Question

Let f and g be two function defined by \(f(x) =   \begin{cases}     x+1       & \quad x<0\\    |x-1|,   & \quad x \geq0   \end{cases}\) and g(x) = \(f(n) =   \begin{cases}     x+1,       & \quad x<0 \\     1,  & \quad x\geq0   \end{cases}\) Then (gof)(x) is 

• A. Continuous everywhere but not differentiable at x = 1
• B. Continuous everywhere but not differentiable exactly at one point
• C. not continuous at x = – 1
• D. differentiable everywhere

Answer 1

The Correct Option is B

To find the behavior of the composition of functions \( (g \circ f)(x) \), we need to first understand the individual behaviors of \( f(x) \) and \( g(x) \).

Function Definitions

• \(f(x) = \begin{cases} x + 1, & \quad x < 0 \\ |x - 1|, & \quad x \geq 0 \end{cases}\) 
• \(g(x) = \begin{cases} x+1, & \quad x < 0 \\ 1, & \quad x \geq 0 \end{cases}\)

Finding \( f(x) \)

Let us examine \( f(x) \):

• For \( x < 0 \), \( f(x) = x + 1 \).
• For \( x \geq 0 \), \( f(x) = |x - 1| \), which evaluates to:
  • For \( x = 0, |0-1| = 1 \)
  • For \( x = 1, |1-1| = 0 \)
  • For \( x > 1, |x-1| = x - 1 \)

Finding \( g(f(x)) \)

Now, evaluate \( g(f(x)) \) by plugging \( f(x) \) into \( g(x) \):

• For \( x < 0 \), \( f(x) = x + 1 \). Since \( x + 1 < 0 \), \( g(x+1) = x + 2 \).
• For \( x = 0 \), \( f(0) = 1 \), \( g(1) = 1 \).
• For \( x = 1 \), \( f(1) = 0 \), \( g(0) = 1 \).
• For \( x > 1 \), \( f(x) = x - 1 \).
  • Since \( x - 1 \geq 0 \), \( g(x-1) = 1 \).

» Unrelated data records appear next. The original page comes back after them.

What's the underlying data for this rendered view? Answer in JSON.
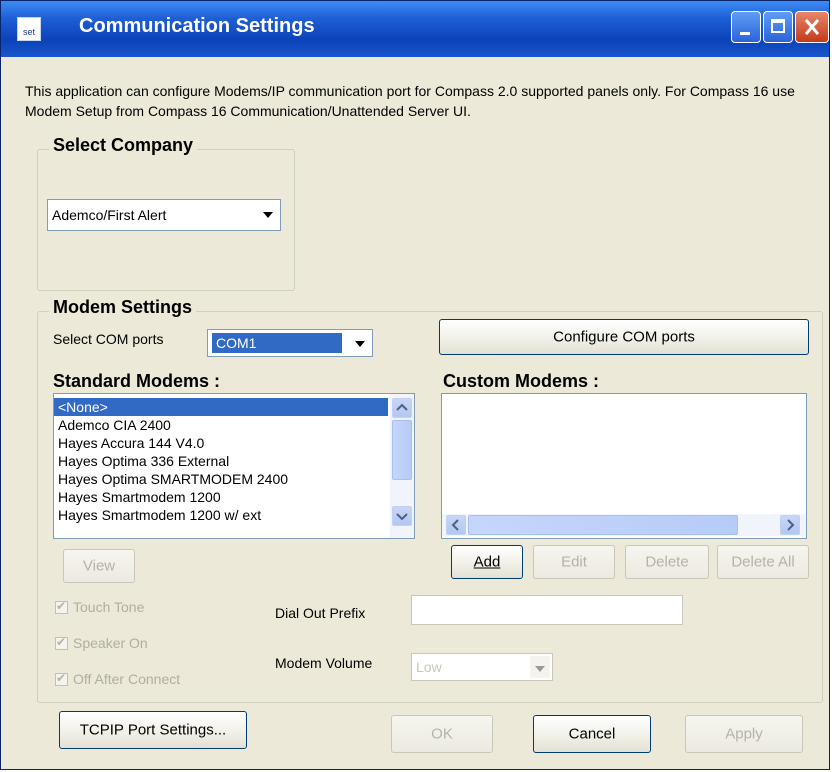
{
  "window": {
    "title": "Communication Settings",
    "icon_text": "set"
  },
  "info_text": "This application can configure Modems/IP communication port for Compass 2.0 supported panels only. For Compass 16 use Modem Setup from Compass 16 Communication/Unattended Server UI.",
  "select_company": {
    "legend": "Select Company",
    "selected": "Ademco/First Alert"
  },
  "modem_settings": {
    "legend": "Modem Settings",
    "com_label": "Select COM ports",
    "com_selected": "COM1",
    "configure_button": "Configure COM ports",
    "standard_label": "Standard Modems :",
    "custom_label": "Custom Modems :",
    "standard_modems": [
      "<None>",
      "Ademco CIA  2400",
      "Hayes Accura 144 V4.0",
      "Hayes Optima 336  External",
      "Hayes Optima SMARTMODEM 2400",
      "Hayes Smartmodem  1200",
      "Hayes Smartmodem  1200 w/ ext"
    ],
    "buttons": {
      "view": "View",
      "add": "Add",
      "edit": "Edit",
      "delete": "Delete",
      "delete_all": "Delete All"
    },
    "options": {
      "touch_tone": "Touch Tone",
      "speaker_on": "Speaker On",
      "off_after_connect": "Off After Connect"
    },
    "dial_out_prefix_label": "Dial  Out  Prefix",
    "dial_out_prefix_value": "",
    "modem_volume_label": "Modem Volume",
    "modem_volume_value": "Low"
  },
  "footer": {
    "tcpip_button": "TCPIP Port Settings...",
    "ok": "OK",
    "cancel": "Cancel",
    "apply": "Apply"
  },
  "colors": {
    "title_bar": "#0b43b8",
    "selection": "#316ac5",
    "dialog_bg": "#ece9d8"
  }
}
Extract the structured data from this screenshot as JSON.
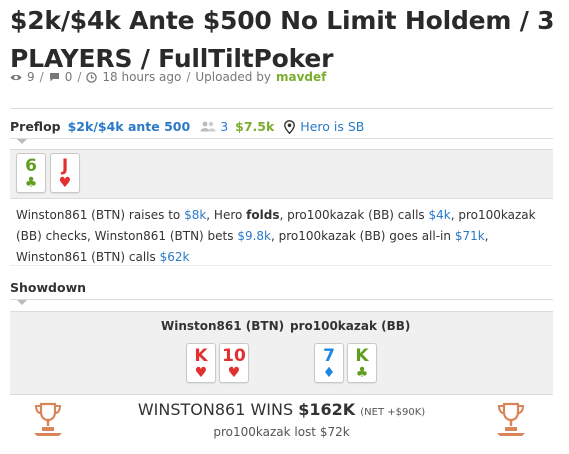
{
  "page": {
    "title": "$2k/$4k Ante $500 No Limit Holdem / 3 PLAYERS / FullTiltPoker"
  },
  "meta": {
    "views": "9",
    "comments": "0",
    "time": "18 hours ago",
    "uploaded_by_label": "Uploaded by",
    "uploader": "mavdef"
  },
  "preflop": {
    "street": "Preflop",
    "stakes": "$2k/$4k ante 500",
    "players": "3",
    "pot": "$7.5k",
    "hero_position": "Hero is SB",
    "hero_cards": [
      {
        "rank": "6",
        "suit": "♣",
        "color": "#5f9e1e"
      },
      {
        "rank": "J",
        "suit": "♥",
        "color": "#e23030"
      }
    ],
    "actions": {
      "p1": "Winston861 (BTN) raises to ",
      "a1": "$8k",
      "p2": ", Hero ",
      "fold": "folds",
      "p3": ", pro100kazak (BB) calls ",
      "a2": "$4k",
      "p4": ", pro100kazak (BB) checks, Winston861 (BTN) bets ",
      "a3": "$9.8k",
      "p5": ", pro100kazak (BB) goes all-in ",
      "a4": "$71k",
      "p6": ", Winston861 (BTN) calls ",
      "a5": "$62k"
    }
  },
  "showdown": {
    "label": "Showdown",
    "players": [
      {
        "name": "Winston861 (BTN)",
        "cards": [
          {
            "rank": "K",
            "suit": "♥",
            "color": "#e23030"
          },
          {
            "rank": "10",
            "suit": "♥",
            "color": "#e23030"
          }
        ]
      },
      {
        "name": "pro100kazak (BB)",
        "cards": [
          {
            "rank": "7",
            "suit": "♦",
            "color": "#1f87e0"
          },
          {
            "rank": "K",
            "suit": "♣",
            "color": "#5f9e1e"
          }
        ]
      }
    ]
  },
  "result": {
    "winner_text": "WINSTON861 WINS",
    "amount": "$162K",
    "net": "(NET +$90K)",
    "loser_text": "pro100kazak lost $72k"
  },
  "colors": {
    "accent_blue": "#2a7ac8",
    "accent_green": "#7cad2e",
    "trophy": "#d9855a"
  }
}
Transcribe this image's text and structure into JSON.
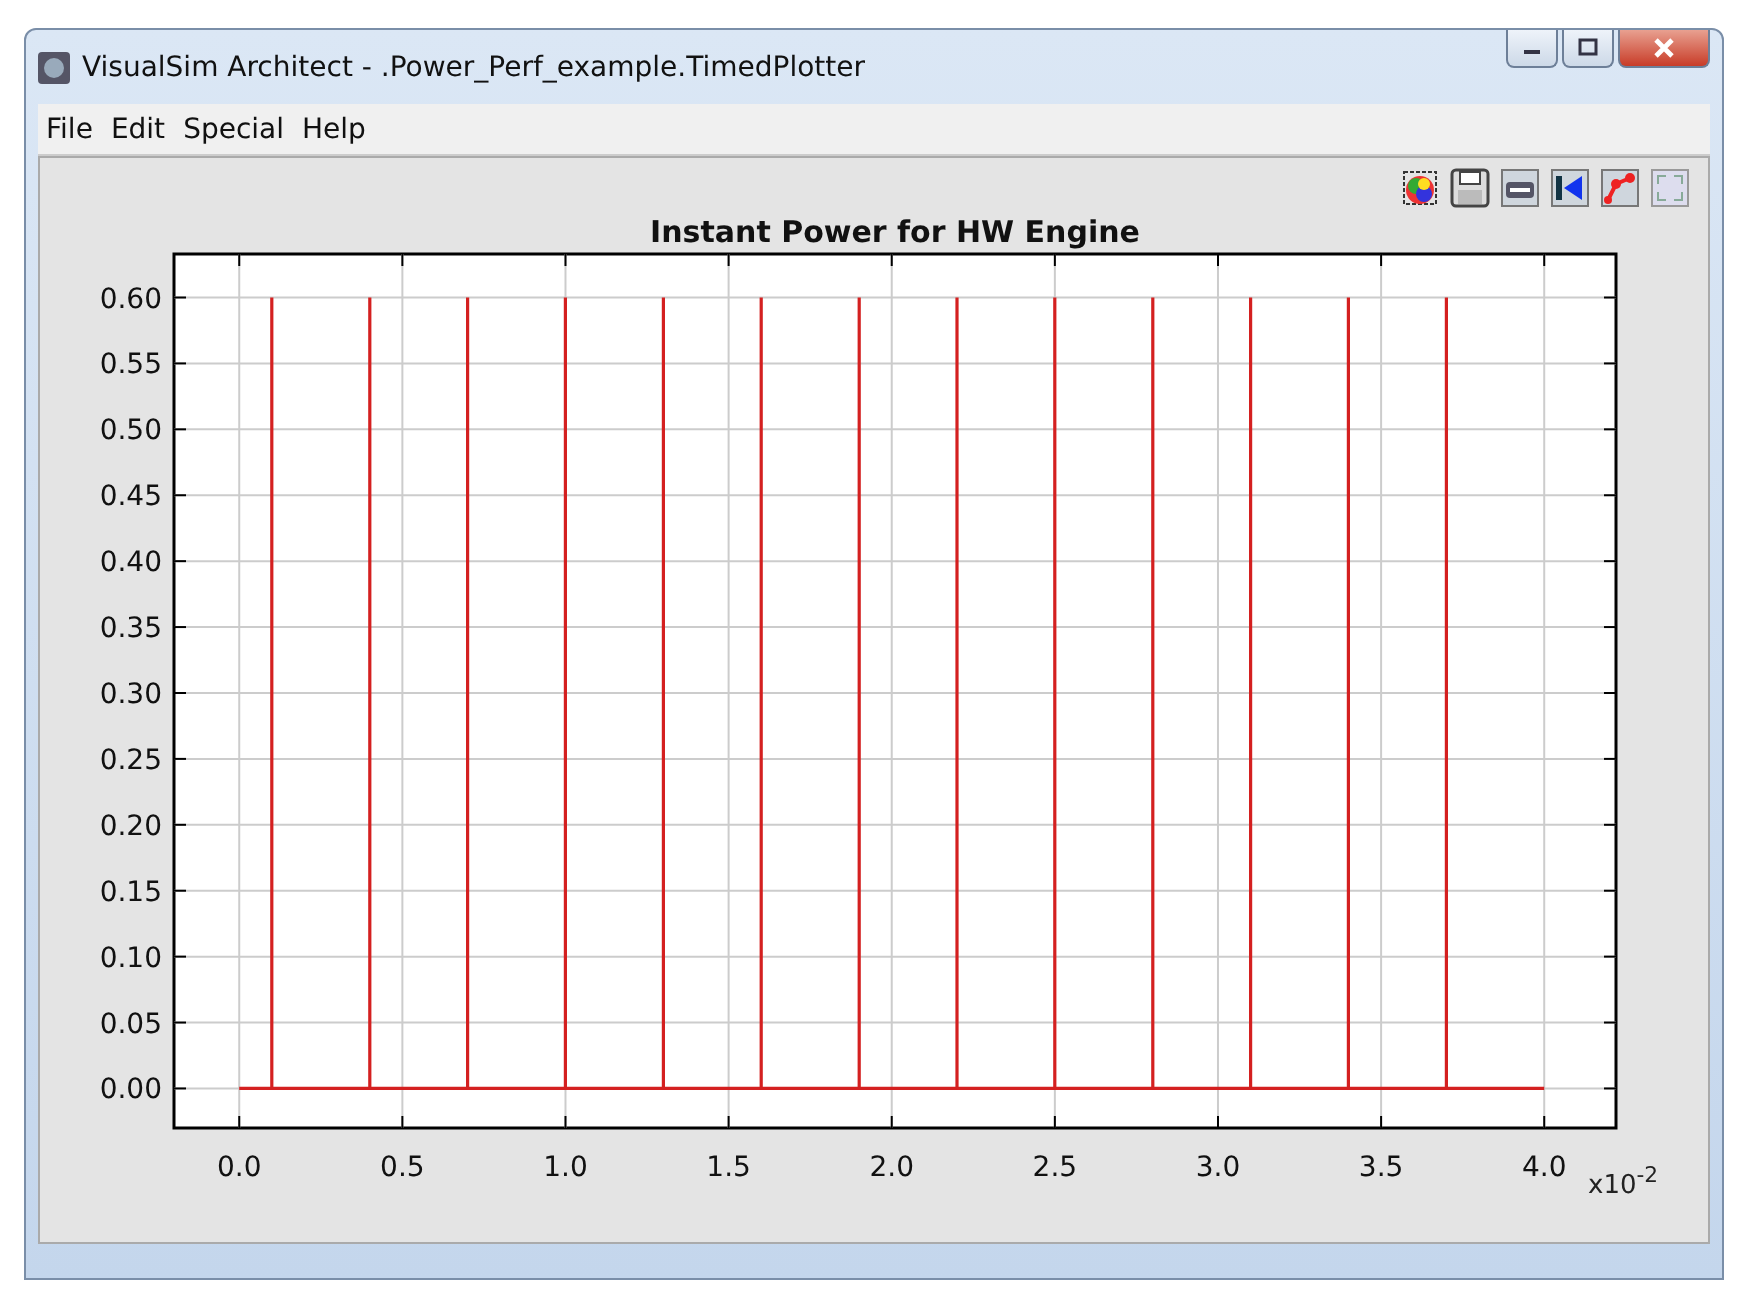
{
  "window": {
    "title": "VisualSim Architect - .Power_Perf_example.TimedPlotter"
  },
  "menu": [
    "File",
    "Edit",
    "Special",
    "Help"
  ],
  "toolbar": [
    {
      "kind": "palette"
    },
    {
      "kind": "save"
    },
    {
      "kind": "print"
    },
    {
      "kind": "reset"
    },
    {
      "kind": "points"
    },
    {
      "kind": "fit"
    }
  ],
  "plot": {
    "x_multiplier": "x10$^{-2}$",
    "chart_data": {
      "type": "line",
      "title": "Instant Power for HW Engine",
      "x": [
        0,
        0.1,
        0.1,
        0.1,
        0.4,
        0.4,
        0.4,
        0.7,
        0.7,
        0.7,
        1.0,
        1.0,
        1.0,
        1.3,
        1.3,
        1.3,
        1.6,
        1.6,
        1.6,
        1.9,
        1.9,
        1.9,
        2.2,
        2.2,
        2.2,
        2.5,
        2.5,
        2.5,
        2.8,
        2.8,
        2.8,
        3.1,
        3.1,
        3.1,
        3.4,
        3.4,
        3.4,
        3.7,
        3.7,
        3.7,
        4.0
      ],
      "grid": true,
      "series": [
        {
          "color": "#d42020",
          "values": [
            0,
            0,
            0.6,
            0,
            0,
            0.6,
            0,
            0,
            0.6,
            0,
            0,
            0.6,
            0,
            0,
            0.6,
            0,
            0,
            0.6,
            0,
            0,
            0.6,
            0,
            0,
            0.6,
            0,
            0,
            0.6,
            0,
            0,
            0.6,
            0,
            0,
            0.6,
            0,
            0,
            0.6,
            0,
            0,
            0.6,
            0,
            0
          ]
        }
      ],
      "xlim": [
        -0.2,
        4.22
      ],
      "ylim": [
        -0.03,
        0.633
      ],
      "xticks": [
        {
          "value": 0,
          "label": "0.0"
        },
        {
          "value": 0.5,
          "label": "0.5"
        },
        {
          "value": 1,
          "label": "1.0"
        },
        {
          "value": 1.5,
          "label": "1.5"
        },
        {
          "value": 2,
          "label": "2.0"
        },
        {
          "value": 2.5,
          "label": "2.5"
        },
        {
          "value": 3,
          "label": "3.0"
        },
        {
          "value": 3.5,
          "label": "3.5"
        },
        {
          "value": 4,
          "label": "4.0"
        }
      ],
      "yticks": [
        {
          "value": 0,
          "label": "0.00"
        },
        {
          "value": 0.05,
          "label": "0.05"
        },
        {
          "value": 0.1,
          "label": "0.10"
        },
        {
          "value": 0.15,
          "label": "0.15"
        },
        {
          "value": 0.2,
          "label": "0.20"
        },
        {
          "value": 0.25,
          "label": "0.25"
        },
        {
          "value": 0.3,
          "label": "0.30"
        },
        {
          "value": 0.35,
          "label": "0.35"
        },
        {
          "value": 0.4,
          "label": "0.40"
        },
        {
          "value": 0.45,
          "label": "0.45"
        },
        {
          "value": 0.5,
          "label": "0.50"
        },
        {
          "value": 0.55,
          "label": "0.55"
        },
        {
          "value": 0.6,
          "label": "0.60"
        }
      ]
    }
  }
}
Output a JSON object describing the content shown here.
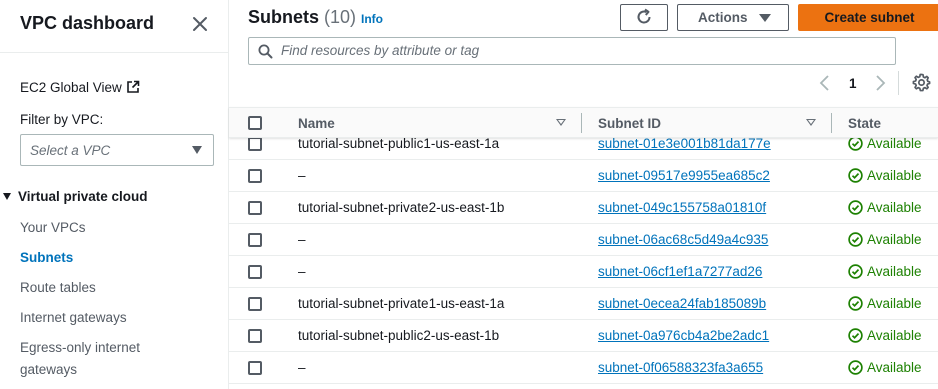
{
  "sidebar": {
    "title": "VPC dashboard",
    "ec2_global_view": "EC2 Global View",
    "filter_label": "Filter by VPC:",
    "filter_placeholder": "Select a VPC",
    "section_label": "Virtual private cloud",
    "items": [
      {
        "label": "Your VPCs"
      },
      {
        "label": "Subnets"
      },
      {
        "label": "Route tables"
      },
      {
        "label": "Internet gateways"
      },
      {
        "label": "Egress-only internet"
      },
      {
        "label": "gateways"
      }
    ]
  },
  "header": {
    "title": "Subnets",
    "count": "(10)",
    "info": "Info",
    "actions_label": "Actions",
    "create_label": "Create subnet"
  },
  "search": {
    "placeholder": "Find resources by attribute or tag"
  },
  "pagination": {
    "current_page": "1"
  },
  "table": {
    "columns": [
      "Name",
      "Subnet ID",
      "State"
    ],
    "rows": [
      {
        "name": "tutorial-subnet-public1-us-east-1a",
        "subnet_id": "subnet-01e3e001b81da177e",
        "state": "Available"
      },
      {
        "name": "–",
        "subnet_id": "subnet-09517e9955ea685c2",
        "state": "Available"
      },
      {
        "name": "tutorial-subnet-private2-us-east-1b",
        "subnet_id": "subnet-049c155758a01810f",
        "state": "Available"
      },
      {
        "name": "–",
        "subnet_id": "subnet-06ac68c5d49a4c935",
        "state": "Available"
      },
      {
        "name": "–",
        "subnet_id": "subnet-06cf1ef1a7277ad26",
        "state": "Available"
      },
      {
        "name": "tutorial-subnet-private1-us-east-1a",
        "subnet_id": "subnet-0ecea24fab185089b",
        "state": "Available"
      },
      {
        "name": "tutorial-subnet-public2-us-east-1b",
        "subnet_id": "subnet-0a976cb4a2be2adc1",
        "state": "Available"
      },
      {
        "name": "–",
        "subnet_id": "subnet-0f06588323fa3a655",
        "state": "Available"
      }
    ]
  },
  "colors": {
    "primary_button": "#ec7211",
    "link": "#0073bb",
    "status_available": "#1d8102"
  },
  "icons": [
    "close-icon",
    "external-link-icon",
    "chevron-down-icon",
    "refresh-icon",
    "search-icon",
    "chevron-left-icon",
    "chevron-right-icon",
    "gear-icon",
    "sort-icon",
    "check-circle-icon"
  ]
}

Behavior of \( (g \circ f)(x) \)

We need to analyze the continuity and differentiability of \( g(f(x)) \):

• Continuous at all points implies no jump discontinuities. Since both \( f(x) \) and \( g(x) \) are piecewise continuous, \( g(f(x)) \) is continuous everywhere.
• For differentiability, note that generally, a function composed with absolute values like \( |x| \) or piecewise defined as in \( f(x) \), can introduce points of non-differentiability. Here, this occurs because at \( x = 1 \), the composition changes form, having a potential sharp turn or cusp.

Conclusion

Thus, from the analysis, we confirm:

• \( (g \circ f)(x) \) is continuous everywhere.
• It is not differentiable exactly at one point, which is x = 1, where there is a change in derivative behavior due to the absolute value involved.

Thus, the correct answer is: Continuous everywhere but not differentiable exactly at one point.